Midstate College
- Former names: Brown's Business College of Commerce (1888–1960) Midstate College of Commerce (1960–1970)
- Type: for-profit university
- Active: 1888–2019
- Chairman: R. Dale Bunch
- President: Meredith N. Bunch (2010–2019)
- Students: 685 (in 2010)
- Location: Peoria, Illinois, United States 40°45′42″N 89°35′57″W﻿ / ﻿40.76167°N 89.59917°W
- Campus: Urban;
- Website: www.midstate.edu

= Midstate College =

For-profit college in Peoria, Illinois, US

Midstate College was a for-profit college in Peoria, Illinois.

== History ==
Midstate College's origins date back to 1857, when a commercial school was started in Peoria. In 1865, a similar school opened, and the two schools combined in 1868. In 1888, the merged school was bought by George W. Brown, principal of Jacksonville Business College, and named Brown's Business College of Commerce.

In 1902, a new building was completed at 240 South (now Southwest) Jefferson Street, on the corner of Jefferson and Harrison Streets downtown, and Brown's Business College moved into the second and third floors.

Over time, Mr. Brown increased his properties to 20 institutions, including Cairo, Decatur, Jacksonville and Rockford in Illinois; Davenport and Muscatine, Iowa; and St. Louis, Missouri.

Mr. Brown continued ownership of the Peoria school until 1913, then sold it to a Mr. Reed. Reed sold the school in 1960 to A.R. Beard, Don Beard, and Arline H. Bunch, who renamed the school Midstate College of Commerce. In 1965, the Bunch family purchased the stock, and renamed the school to simply Midstate College in 1970. R. Dale Bunch became president around 1965.

In October 1997, Midstate moved from its 95-year-old downtown location to 411 West Northmoor Road, near the corner of Northmoor Road and Knoxville Avenue (Illinois Route 40).

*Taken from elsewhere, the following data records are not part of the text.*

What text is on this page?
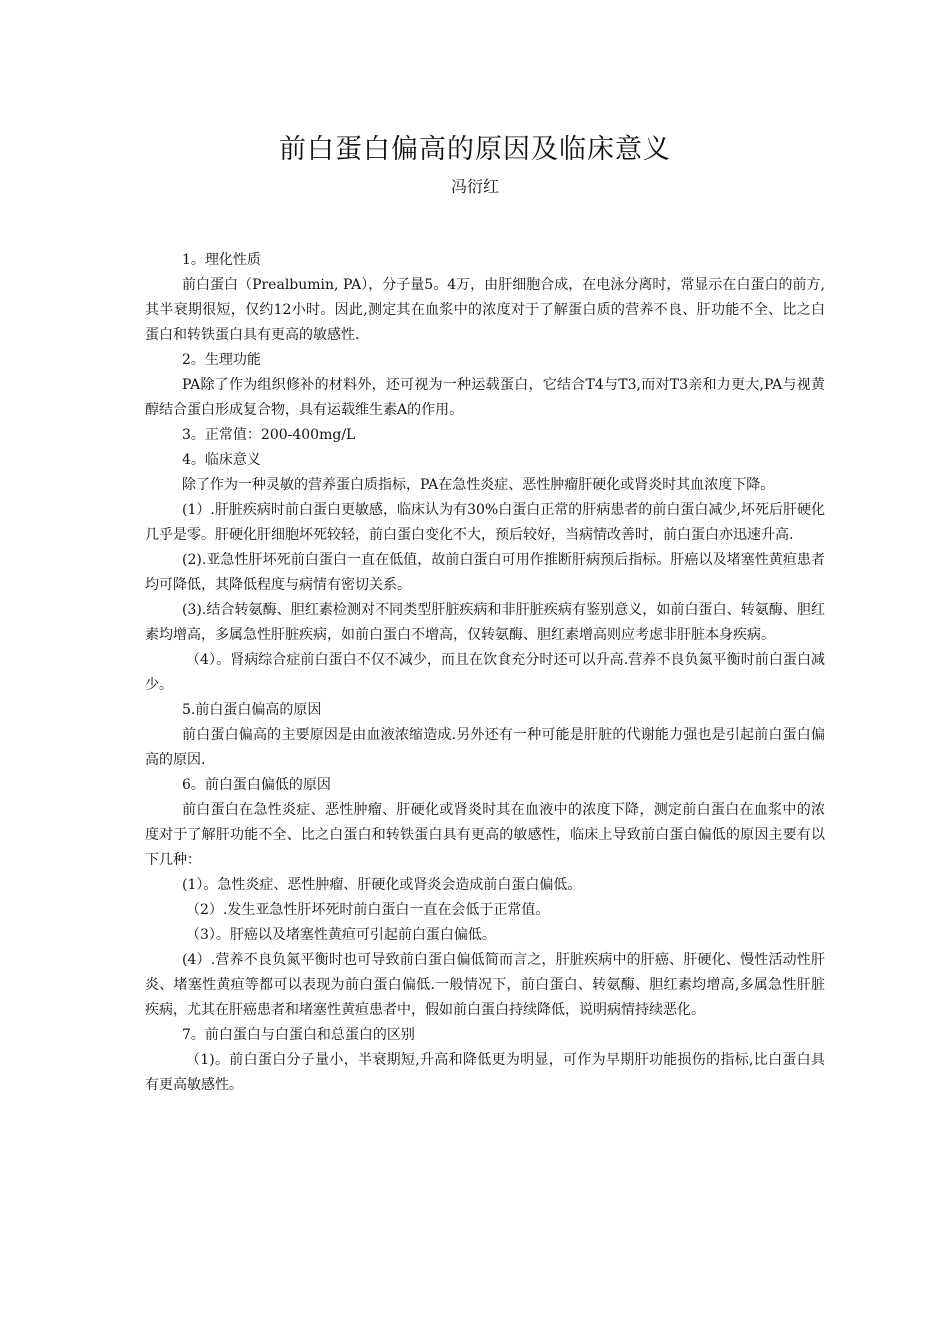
前白蛋白偏高的原因及临床意义
冯衍红

1。理化性质

前白蛋白（Prealbumin, PA），分子量5。4万，由肝细胞合成，在电泳分离时，常显示在白蛋白的前方,其半衰期很短，仅约12小时。因此,测定其在血浆中的浓度对于了解蛋白质的营养不良、肝功能不全、比之白蛋白和转铁蛋白具有更高的敏感性.

2。生理功能

PA除了作为组织修补的材料外，还可视为一种运载蛋白，它结合T4与T3,而对T3亲和力更大,PA与视黄醇结合蛋白形成复合物，具有运载维生素A的作用。

3。正常值：200-400mg/L

4。临床意义

除了作为一种灵敏的营养蛋白质指标，PA在急性炎症、恶性肿瘤肝硬化或肾炎时其血浓度下降。

(1）.肝脏疾病时前白蛋白更敏感，临床认为有30%白蛋白正常的肝病患者的前白蛋白减少,坏死后肝硬化几乎是零。肝硬化肝细胞坏死较轻，前白蛋白变化不大，预后较好，当病情改善时，前白蛋白亦迅速升高.

(2).亚急性肝坏死前白蛋白一直在低值，故前白蛋白可用作推断肝病预后指标。肝癌以及堵塞性黄疸患者均可降低，其降低程度与病情有密切关系。

(3).结合转氨酶、胆红素检测对不同类型肝脏疾病和非肝脏疾病有鉴别意义，如前白蛋白、转氨酶、胆红素均增高，多属急性肝脏疾病，如前白蛋白不增高，仅转氨酶、胆红素增高则应考虑非肝脏本身疾病。

（4）。肾病综合症前白蛋白不仅不减少，而且在饮食充分时还可以升高.营养不良负氮平衡时前白蛋白减少。

5.前白蛋白偏高的原因

前白蛋白偏高的主要原因是由血液浓缩造成.另外还有一种可能是肝脏的代谢能力强也是引起前白蛋白偏高的原因.

6。前白蛋白偏低的原因

前白蛋白在急性炎症、恶性肿瘤、肝硬化或肾炎时其在血液中的浓度下降，测定前白蛋白在血浆中的浓度对于了解肝功能不全、比之白蛋白和转铁蛋白具有更高的敏感性，临床上导致前白蛋白偏低的原因主要有以下几种：

(1）。急性炎症、恶性肿瘤、肝硬化或肾炎会造成前白蛋白偏低。

（2）.发生亚急性肝坏死时前白蛋白一直在会低于正常值。

（3）。肝癌以及堵塞性黄疸可引起前白蛋白偏低。

(4）.营养不良负氮平衡时也可导致前白蛋白偏低简而言之，肝脏疾病中的肝癌、肝硬化、慢性活动性肝炎、堵塞性黄疸等都可以表现为前白蛋白偏低.一般情况下，前白蛋白、转氨酶、胆红素均增高,多属急性肝脏疾病，尤其在肝癌患者和堵塞性黄疸患者中，假如前白蛋白持续降低，说明病情持续恶化。

7。前白蛋白与白蛋白和总蛋白的区别

（1)。前白蛋白分子量小，半衰期短,升高和降低更为明显，可作为早期肝功能损伤的指标,比白蛋白具有更高敏感性。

The downtown building was bought by a developer, was renovated, and became known as the Prairie Building in 1998.

In November 1999, Midstate was approved as a four-year institution and began offering a Bachelor of Business Administration degree; other bachelor's degrees were added later. The Arline H. Bunch Business Center opened in January 2002.

Bunch's daughter, Meredith N. Bunch, became college president in November 2010; R. Dale Bunch remained chairman of the board.

In 2018, Midstate College announced an upcoming Master of Business Administration program.

In July 2019, Meredith Bunch announced that Midstate would close at the end of the 2019 summer semester and put the campus up for sale, after the college went through declining enrollment and a potential partnership with another educational institution fell through, leaving the college with a lack of funding.